When you see a business opportunity, but you don’t have the equipment in house to capitalize upon it, you may be an excellent candidate for an equipment financing program. Equipment financing can allow a company to grow more quickly and take advantage of market opportunities that might otherwise not be accessible. When there’s a chance for a company to purchase a vehicle, upgrade computers or bring in other equipment that will enable the organization to meet client needs, passing up that opportunity can mean leaving money on the table – and none of us want to do that!
Maximum Financing Amount
Up to 100% of equipment value
1 – 5 years or expected life of equipment
8 – 30%
As little as 48 hours
Equipment financing can be arranged for any type of loan for business equipment. The type of equipment and its condition will dictate how much a company can borrow on an equipment loan.
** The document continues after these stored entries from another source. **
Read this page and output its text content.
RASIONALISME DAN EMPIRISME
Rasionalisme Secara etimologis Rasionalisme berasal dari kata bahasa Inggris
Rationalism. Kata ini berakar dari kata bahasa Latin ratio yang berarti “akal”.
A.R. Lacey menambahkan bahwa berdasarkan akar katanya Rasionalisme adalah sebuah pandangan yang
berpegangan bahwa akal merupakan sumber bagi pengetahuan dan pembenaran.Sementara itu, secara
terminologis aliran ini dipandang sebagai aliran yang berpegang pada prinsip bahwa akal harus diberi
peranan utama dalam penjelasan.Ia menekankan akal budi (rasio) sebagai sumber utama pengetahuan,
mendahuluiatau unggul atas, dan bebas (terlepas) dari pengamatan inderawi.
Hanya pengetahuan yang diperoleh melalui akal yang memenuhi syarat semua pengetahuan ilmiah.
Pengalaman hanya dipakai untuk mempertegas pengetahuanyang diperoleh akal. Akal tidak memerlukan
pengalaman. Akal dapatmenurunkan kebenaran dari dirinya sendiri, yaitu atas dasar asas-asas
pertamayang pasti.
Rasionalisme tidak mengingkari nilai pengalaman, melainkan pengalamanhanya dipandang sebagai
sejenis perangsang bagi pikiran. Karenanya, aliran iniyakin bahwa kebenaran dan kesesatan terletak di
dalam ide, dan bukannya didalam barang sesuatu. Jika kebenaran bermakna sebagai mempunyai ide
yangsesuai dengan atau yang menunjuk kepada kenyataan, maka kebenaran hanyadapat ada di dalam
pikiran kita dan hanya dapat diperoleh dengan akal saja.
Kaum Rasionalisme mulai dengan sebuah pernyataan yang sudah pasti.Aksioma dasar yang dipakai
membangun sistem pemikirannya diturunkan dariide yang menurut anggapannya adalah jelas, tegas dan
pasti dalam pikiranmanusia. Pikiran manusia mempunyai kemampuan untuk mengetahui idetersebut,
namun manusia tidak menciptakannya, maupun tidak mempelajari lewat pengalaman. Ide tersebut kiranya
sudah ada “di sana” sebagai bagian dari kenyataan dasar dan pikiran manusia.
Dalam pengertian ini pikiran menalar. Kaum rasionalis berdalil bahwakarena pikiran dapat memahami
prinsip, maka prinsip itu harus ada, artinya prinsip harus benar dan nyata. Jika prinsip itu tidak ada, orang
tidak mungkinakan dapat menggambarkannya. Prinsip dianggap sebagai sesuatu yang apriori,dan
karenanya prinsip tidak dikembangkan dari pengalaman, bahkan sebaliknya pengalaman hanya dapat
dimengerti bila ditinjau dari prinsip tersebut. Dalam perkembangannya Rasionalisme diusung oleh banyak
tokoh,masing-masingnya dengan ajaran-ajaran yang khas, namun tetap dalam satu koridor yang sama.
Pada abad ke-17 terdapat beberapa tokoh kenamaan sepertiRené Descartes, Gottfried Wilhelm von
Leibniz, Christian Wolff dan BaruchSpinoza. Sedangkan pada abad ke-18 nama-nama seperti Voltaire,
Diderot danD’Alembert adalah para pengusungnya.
Just like a consumer car loan, equipment loans for a business will vary in their cost based on the equipment’s age, its new or used condition, and the length of time the equipment is expected to be in use. A rusted out old Yugo will not be financed at the same rate as a shiny new Lexus. Just as with a car loan, the equipment bought with the loan funds will be the collateral for the loan.
As with any loan, the lender will want to review the company’s credit rating. The history of the business’s cash flow, and the company’s balance sheet may also be requested as part of the loan application package. Some lenders will want to speak with a few different credit references for the business, including the company’s bank.
For newer companies which don’t have a long credit history built up, or established companies that don’t have a great credit history to reference, the equipment loan can be a good solution to access growth opportunities.
Unlike a signature loan, the collateral securing the note is the equipment, which means the lender can be more forgiving about approvals.
Interest rates for equipment financing programs are usually fixed, currently ranging between eight and thirty percent. The payments for the program stay the same over the length of the program. The term, or length of the program, will generally be set based on how long the equipment is expected to be in use.
It’s not unheard of for financing companies to charge a small fee for the program, the bulk of the cost of the program will be repaid as interest in the monthly loan payments. For instance, financing in the amount of $10,000 for a thirty six month term at twelve percent interest would be have a total cost of $11,957.15. The cost of the program is $1,957.15. Assuming that the business expects to gain at least that amount of business as a result of the financed equipment, there is no good reason not to finance it. Repaying the monthly payment of $332.15 should be within the reach of the company, assuming that the equipment creates or supports new business as expected.